一誠「俺に出来る事なら、何でもするよ♪」

 

可愛い彼女の願いだからな!

 

夕麻「じゃあさ・・・死んでくれるかな?」

 

一誠「・・・えっ?」

 

俺は自分の耳を疑った。夕麻ちゃんが変なことを言った気が・・・

 

一誠「ごめん。俺の聞き間違いかな?もう一回言ってくれる?」

 

夕麻「だから・・・死んでくれるかな?」

 

やっぱり、さっき言ってた事は聞き間違いじゃなかったんだ!!

 

一誠「な・・・何で!?」

 

夕麻「あなたが持っている《神器》が、私達にとって邪魔なのよ。大丈夫よ、苦しいのは最初だけだから」

 

すると夕麻ちゃんの手に何かが握られていた。

 

一誠(ヤバイ!逃げないと!!)

 

頭ではそう思ってるが、体はいうことをきかない。

 

夕麻「それじゃあ、さようなら」

 

槍みたいなのが、俺に向かってくる。俺は恐怖で目を瞑った。しかし、いつまで経っても痛みがこないので、ゆっくりと目を開く。すると、俺の目の前には立っていた人物を見て驚いた。

 

「やれやれ。堕天使は随分と血の気が多いな」

 

 

 

 

 

 

 

 

 

 

 

 

 

 

 

 

 

 

 

 

 

 

 

一誠に光の槍が当たるのをどうにか防いだ。

 

拓哉「やれやれ。堕天使は随分と血の気が多いな」

 

夕麻「そんな!?ただの人間に、私の攻撃を防ぐなんて!?」

 

一誠「拓哉!!」

 

拓哉「無事みたいだな一誠」

 

俺は一誠が無事なのを確認する。

 

拓哉「さて・・・俺のダチに何をしようとしたんだ?」

 

俺は堕天使を見ながら聞く。

 

夕麻「・・・いいわ。

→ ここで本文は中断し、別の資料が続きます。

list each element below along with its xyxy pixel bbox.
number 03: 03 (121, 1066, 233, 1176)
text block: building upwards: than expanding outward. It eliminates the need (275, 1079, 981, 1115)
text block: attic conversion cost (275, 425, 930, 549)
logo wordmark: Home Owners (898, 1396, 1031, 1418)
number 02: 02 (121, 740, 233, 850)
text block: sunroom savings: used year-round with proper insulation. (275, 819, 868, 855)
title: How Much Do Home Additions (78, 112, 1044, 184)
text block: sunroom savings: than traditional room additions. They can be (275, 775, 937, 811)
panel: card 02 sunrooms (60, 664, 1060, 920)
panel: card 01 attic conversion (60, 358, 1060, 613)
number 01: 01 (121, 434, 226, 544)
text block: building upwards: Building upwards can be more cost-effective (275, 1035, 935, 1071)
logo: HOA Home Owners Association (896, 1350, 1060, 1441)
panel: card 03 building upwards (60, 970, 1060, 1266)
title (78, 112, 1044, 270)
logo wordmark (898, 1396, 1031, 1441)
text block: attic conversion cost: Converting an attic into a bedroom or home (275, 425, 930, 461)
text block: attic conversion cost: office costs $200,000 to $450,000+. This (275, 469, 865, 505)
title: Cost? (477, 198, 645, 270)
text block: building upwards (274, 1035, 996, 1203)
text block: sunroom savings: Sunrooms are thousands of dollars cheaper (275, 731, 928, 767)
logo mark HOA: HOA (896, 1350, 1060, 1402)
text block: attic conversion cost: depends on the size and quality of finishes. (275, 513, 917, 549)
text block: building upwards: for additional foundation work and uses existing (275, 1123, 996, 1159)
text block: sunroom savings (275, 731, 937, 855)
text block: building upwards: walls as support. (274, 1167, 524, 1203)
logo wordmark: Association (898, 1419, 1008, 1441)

教えてあげる。そいつには神器が宿ってるのよ。私達にはそれが邪魔なのよ」

 

拓哉「それで殺そうとしたのか」

 

夕麻「そうよ。別に人間が堕天使の為に死ぬのよ。ありがたいでしょ?」

 

堕天使の女は、笑いながらそう言い放つ。

 

拓哉「・・・言いたいのはそれだけか?」

 

俺は堕天使に覇気をぶつける。

 

夕麻「!?う、嘘よ!!たかが人間が、あの方や魔王をも超える力を持ってるはずないわ!!」

 

拓哉(腐っても堕天使か。多少の覇気では気絶しないか)

 

俺はそう思いながら堕天使を見ていた。

 

夕麻「き、今日は諦めるわ。でも、後ろには気を付けるべきね」

 

そして堕天使は飛んでいってしまった。

 

一誠「・・・・・・」

 

拓哉「さて、俺達も帰るか」

 

リーラ「そうですね」

 

アンジェラ「はい」

 

拓哉「じゃあな兵藤。後ろで隠れてる先輩に捕まるなよ」

 

そして俺達は帰ったのであった。